August 21, 2018
Like many, I think I might have overdone it a bit on the tomato planting in the poly tunnel yet again this year, so any way of preserving them in their semi fresh state is to be jumped at. My basil is also entering its 'use it or lose it' stage so when Rachel Roddy started eulogizing about the about pest alla trapanese in the Guardian a few weeks ago when I was on the verge of binning bucket loads of its two main ingredients, I sat up and took notice. The third ingredient, almonds are far cheaper than pine nuts, but I still couldn't resist substituting a part ration of sunflower seeds. That seemed to work, leaving the possibility of swapping olive oil for rapeseed oil, for a true Pesto alla Brexit. Rightly or wrongly, I've always been a bit wary of the neonicotinoid/rapeseed connection so tend to avoid it, but I'm sure it would work.
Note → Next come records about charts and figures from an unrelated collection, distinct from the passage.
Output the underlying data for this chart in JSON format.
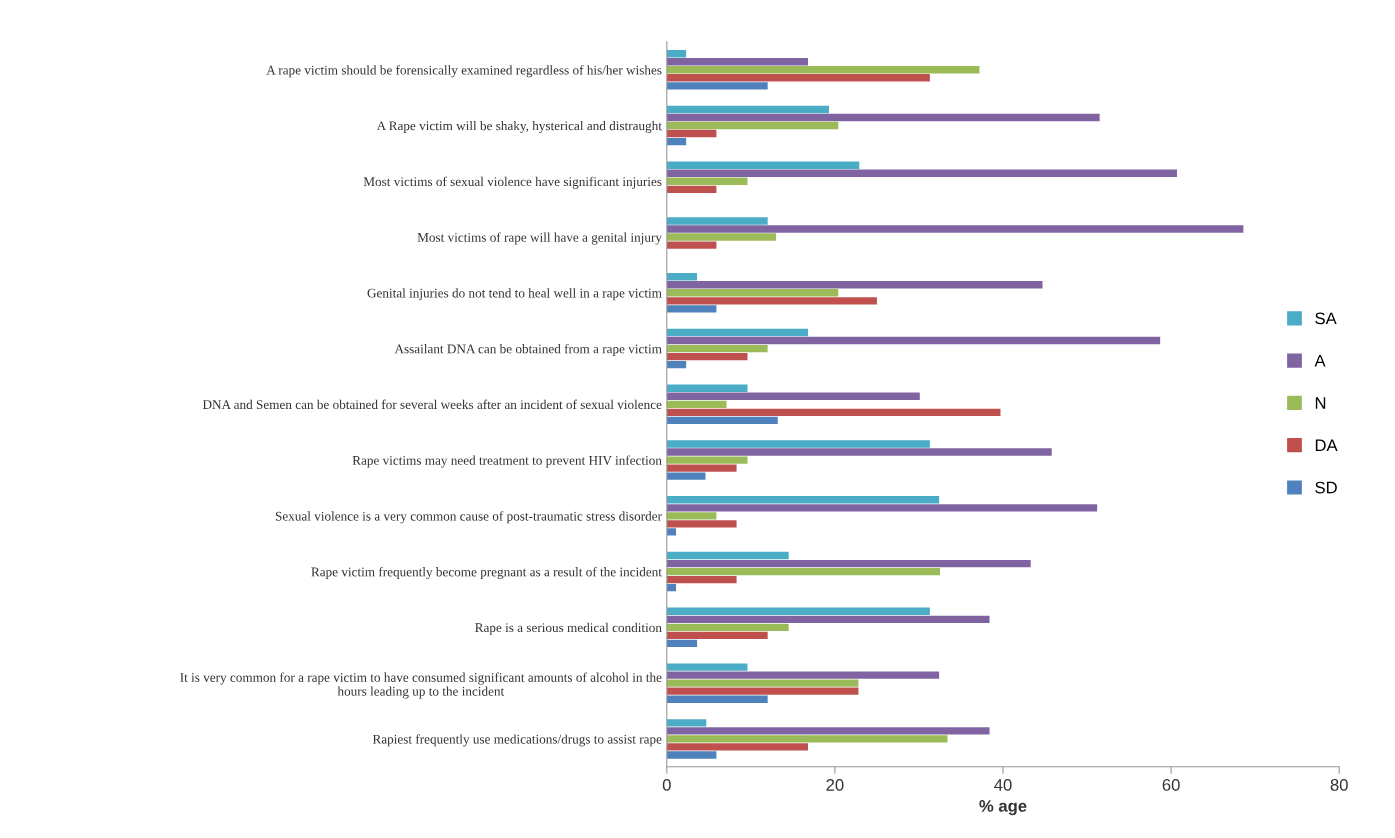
{
  "chart_data": {
    "type": "bar",
    "orientation": "horizontal",
    "xlabel": "% age",
    "categories": [
      "A rape victim should be forensically examined regardless of his/her wishes",
      "A Rape victim will be shaky, hysterical and distraught",
      "Most victims of sexual violence have significant injuries",
      "Most victims of rape will have a genital injury",
      "Genital injuries do not tend to heal well in a rape victim",
      "Assailant DNA can be obtained from a rape victim",
      "DNA and Semen can be obtained for several weeks after an incident of sexual violence",
      "Rape victims may need treatment to prevent HIV infection",
      "Sexual violence is a very common cause of post-traumatic stress disorder",
      "Rape victim frequently become pregnant as a result of the incident",
      "Rape is a serious medical condition",
      "It is very common for a rape victim to have consumed significant amounts of alcohol in the\nhours leading up to the incident",
      "Rapiest frequently use medications/drugs to assist rape"
    ],
    "series": [
      {
        "name": "SA",
        "color": "#4bacc6",
        "values": [
          2.3,
          19.3,
          22.9,
          12.0,
          3.6,
          16.8,
          9.6,
          31.3,
          32.4,
          14.5,
          31.3,
          9.6,
          4.7
        ]
      },
      {
        "name": "A",
        "color": "#8064a2",
        "values": [
          16.8,
          51.5,
          60.7,
          68.6,
          44.7,
          58.7,
          30.1,
          45.8,
          51.2,
          43.3,
          38.4,
          32.4,
          38.4
        ]
      },
      {
        "name": "N",
        "color": "#9bbb59",
        "values": [
          37.2,
          20.4,
          9.6,
          13.0,
          20.4,
          12.0,
          7.1,
          9.6,
          5.9,
          32.5,
          14.5,
          22.8,
          33.4
        ]
      },
      {
        "name": "DA",
        "color": "#c0504d",
        "values": [
          31.3,
          5.9,
          5.9,
          5.9,
          25.0,
          9.6,
          39.7,
          8.3,
          8.3,
          8.3,
          12.0,
          22.8,
          16.8
        ]
      },
      {
        "name": "SD",
        "color": "#4f81bd",
        "values": [
          12.0,
          2.3,
          0,
          0,
          5.9,
          2.3,
          13.2,
          4.6,
          1.1,
          1.1,
          3.6,
          12.0,
          5.9
        ]
      }
    ],
    "xlim": [
      0,
      80
    ],
    "xticks": [
      0,
      20,
      40,
      60,
      80
    ],
    "grid": false,
    "legend": "right"
  }
}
A brief online search revealed that the Pesto Trapanese recipe is about as loose as they come - the main areas of divergence being the amount of garlic and whether or not to add a pecorino type cheese. I quickly decided that the cheese was best left until the end but the garlic was more difficult. Rachel Roddy's 1-3 cloves seemed more reasonable than others' 6-10 but whilst the latter puts me in quarantine for a week the former was a bit insipid. Tempering the full amount by lightly roasting might seem cowardly but it bought about benefits in terms of body, depth and untuosity (good word).
I imagine it would be good with pasta but it never gets further than a piece of toast in my house - maybe with a slice or two of griddled courgette - I have an abundance of those too.
1Squeeze the garlic cloves out of their skins. Spread the almonds and sunflower seeds on a tray and roast at 180°C until they begin to brown.
2Separate the basil stalks and leaves. Bin any stalks that look too woody.
3Blitz the remaining stalks, nuts, seeds, garlic and half of the olive oil. Add the tomatoes and basil leaves and pulse to a rough, slightly chunky paste. Mix in the remaining olive oil.
4I'm sure that if you pot up in a sterile jar and cover with olive oil, it would keep in the fridge for several weeks. Any longer and you'd have to give it the water bath treatment which would probably dull the flavours a little but with all those tomatoes going begging and winter coming, I think I can live with that. Or freeze!